The fund also pays a cash distribution twice monthly, compared with a monthly distribution typical of most covered-call ETFs, which generally write 30- to 60-day call options.
It’s not just covered-call ETFs offering additional yield, says Daniel Straus, managing director of ETFs and financial products research at National Bank of Canada Capital Markets.
“There are a few put-write ETFs that have nice yields as well.”
These funds generally involve holding treasuries while writing put options on the stock market, generating yields of about 7 per cent, double the average treasury yield, he says.
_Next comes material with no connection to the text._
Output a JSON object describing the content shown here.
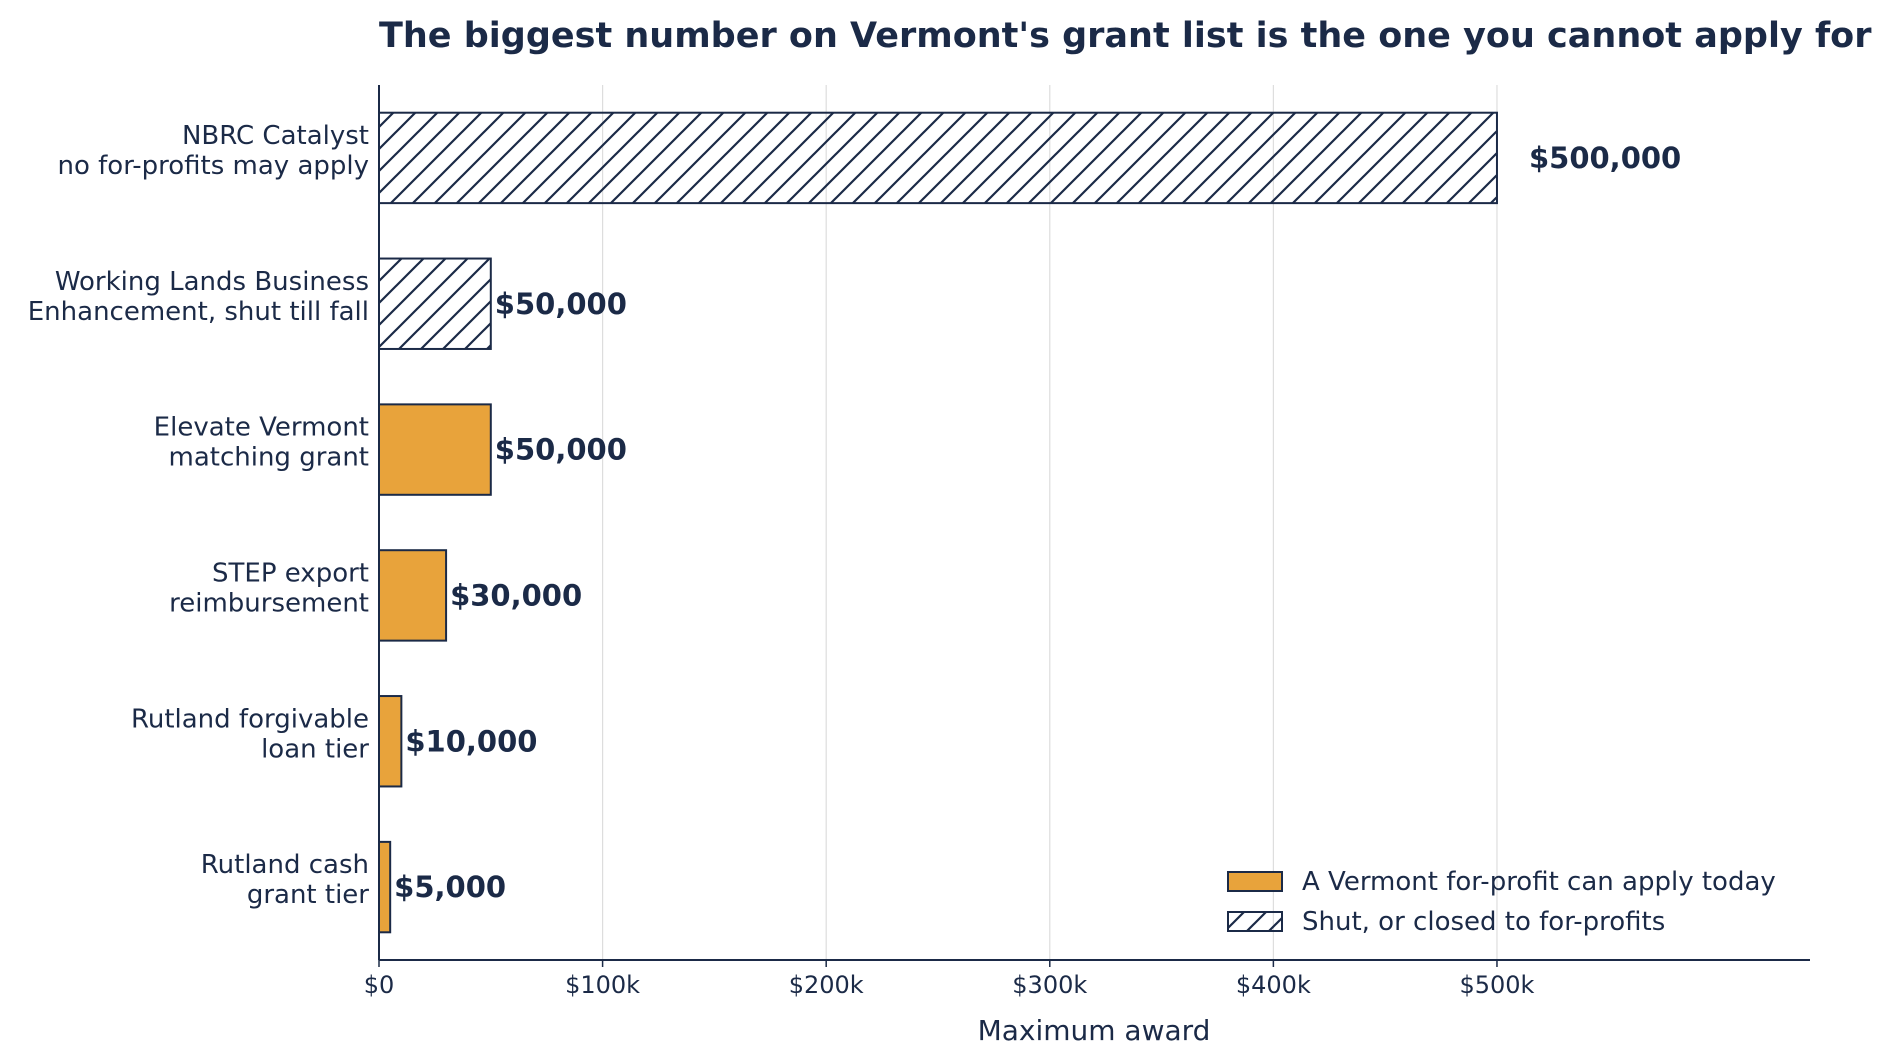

Put-write funds are much less popular in Canada. BMO US Put Write ETF ZPW-T was the first, launching in 2017, and it has about $100-million in AUM today, the largest in “a pretty small field,” Mr. Straus says.
Covered-call equity ETFs remain the most popular specialty yield products in Canada, and “if current flow trends persist, there will be more AUM in covered-call ETFs in Canada than in dividend ETFs,” he says.
Growing popularity aside, it’s important investors recognize higher yields are not “a free lunch,” Mr. Lala says.
“The big drawback is you’re giving away some upside by selling calls,” he says. “Then again, there’s always a trade-off with anything you invest in.”